YSK seçimin yenilenmesi kararını alınca İmamoğlu rüzgârı değişti. Bunu yapan da İmamoğlu’nun kendisi oldu. Kaba saba davranmaya, ağzını bozmaya, sinirlenmeye başladı.
En kötüsü, sanki devletimize düşmanlık edenlerin mesajını iletir gibi devletin valisine hakaret etti.
Bu VIP rezaletiyle ilgili 3 gün düşündükten sonra “20 yerde konuştum, şahitlerim var, sesim kısılmıştı, kelimelerin yarısı ağzımdan çıkmıyordu. Ben valinin basitliğini söyledim” dedi.
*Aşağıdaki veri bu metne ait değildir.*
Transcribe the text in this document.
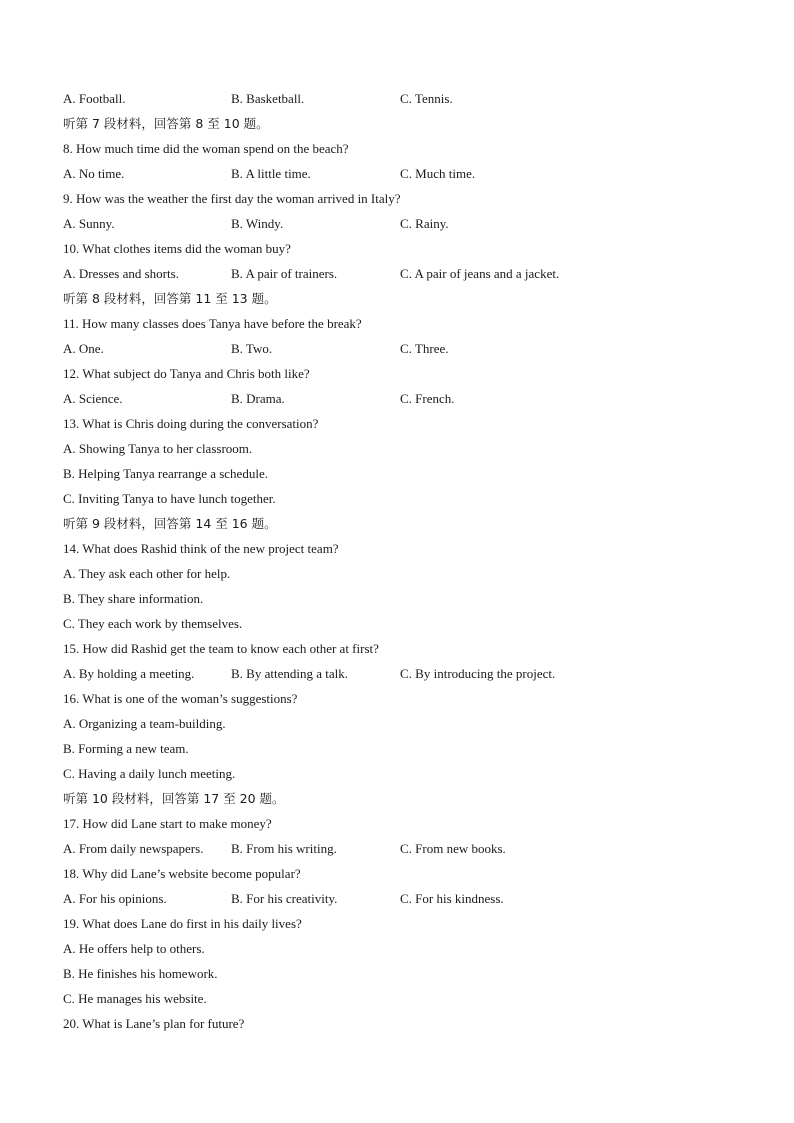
A. Football.	B. Basketball.	C. Tennis.
听第 7 段材料，回答第 8 至 10 题。
8. How much time did the woman spend on the beach?
A. No time.	B. A little time.	C. Much time.
9. How was the weather the first day the woman arrived in Italy?
A. Sunny.	B. Windy.	C. Rainy.
10. What clothes items did the woman buy?
A. Dresses and shorts.	B. A pair of trainers.	C. A pair of jeans and a jacket.
听第 8 段材料，回答第 11 至 13 题。
11. How many classes does Tanya have before the break?
A. One.	B. Two.	C. Three.
12. What subject do Tanya and Chris both like?
A. Science.	B. Drama.	C. French.
13. What is Chris doing during the conversation?
A. Showing Tanya to her classroom.
B. Helping Tanya rearrange a schedule.
C. Inviting Tanya to have lunch together.
听第 9 段材料，回答第 14 至 16 题。
14. What does Rashid think of the new project team?
A. They ask each other for help.
B. They share information.
C. They each work by themselves.
15. How did Rashid get the team to know each other at first?
A. By holding a meeting.	B. By attending a talk.	C. By introducing the project.
16. What is one of the woman’s suggestions?
A. Organizing a team-building.
B. Forming a new team.
C. Having a daily lunch meeting.
听第 10 段材料，回答第 17 至 20 题。
17. How did Lane start to make money?
A. From daily newspapers. B. From his writing.	C. From new books.
18. Why did Lane’s website become popular?
A. For his opinions.	B. For his creativity.	C. For his kindness.
19. What does Lane do first in his daily lives?
A. He offers help to others.
B. He finishes his homework.
C. He manages his website.
20. What is Lane’s plan for future?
Yani “Vali bas-İTlik” yaptı demiş ama “bas” ağzından çıkamadığı için etraftakiler “Vali itlik yaptı” diye duymuş…
Türkiye’de yalanın tarihinde böylesi ne görüldü, ne duyuldu…
İşte bu son yalana önceki gün bir yalan daha eklendi.
Güya İmamoğlu’na bilgi gelmiş, Binali Yıldırım soruları önceden görmek istemiş…
Habertürk’te İsmail Küçükkaya, İmamoğlu’nu yalanladı; “Daha hazırlanmış hiçbir soru yok. Binali Yıldırım'ın benden böyle bir talebi de olmadı” dedi.
Binali Bey’in tepkisi de “Varsa elinde kanıt ispatlasın yoksa da özür dilesin. Yalan söyleme üzerine kurulu çirkin bir siyaseti, İstanbullular hak etmiyor. Bunun adı basitliktir" oldu.
Maske düştü, makyaj döküldü, İmamoğlu asıl yüzü ile kendisine amigoluk yapanları şimdi çok endişelendiriyor. CHP-HDP ve İyi Parti ile Saadet Partisi yöneticileri, bu endişeler üzerine harekete geçer mi?
Öyle böyle değil, bir çuval incirin berbat edilmesi söz konusu.
Ya ortak canlı yayında da İmamoğlu sinirlenip dağıtırsa, ya yüzüne çarpılacak yalanlara başvurursa…
İsimlerini vermeyeyim, malum yazarlar şunları söylüyor:
“İmamoğlu, ya önünü arkasını düşünmeden nereye istersen oraya çekilecek yanıtlar verirse…
“İmamoğlu’nun böyle bir programa ihtiyacı yok ki. Sen zaten 31 Mart’ta kazanmışsın. Neden oyuna geliyorsun. Neden seçimi riske atıyorsun?
“İmamoğlu televizyon tartışmasına çıkmamalı. Seçilmiş, hakkı yenmiş, mazbatası elinden alınmış ‘başkan’ gibi davranmalı.
“Burada çok ciddi bir tuzak var ve muhalefetin, özellikle Ekrem İmamoğlu'nun çok dikkatli olması gerektiğine inanıyorum. Bu iktidar partisi bir konuda son derece munis davranıyorsa altında mutlaka kimsenin aklına gelmeyen bir oyun vardır.
“Açıklamayı neden parti yöneticileri yaptı? CHP böyle yaparak çok başarılı bir kampanya yürüten adayını ezmiş oldu.
“Aman İmamoğlu oyuna düşmesin, kendi çukurunu kendi kazmasın.
“İktidar tarafı neden muhalif bir isim ister (Uğur Dündar, İsmail Küçükkaya) anlamış değilim. Var bunda bir durum...”
Bu endişelerin bir adım ötesi, Ekrem İmamoğlu’nun tartışma programına çıkmaktan caydırılmasıdır.
Yani kırk katır mı, kırk satır mı ile karşı karşıyalar.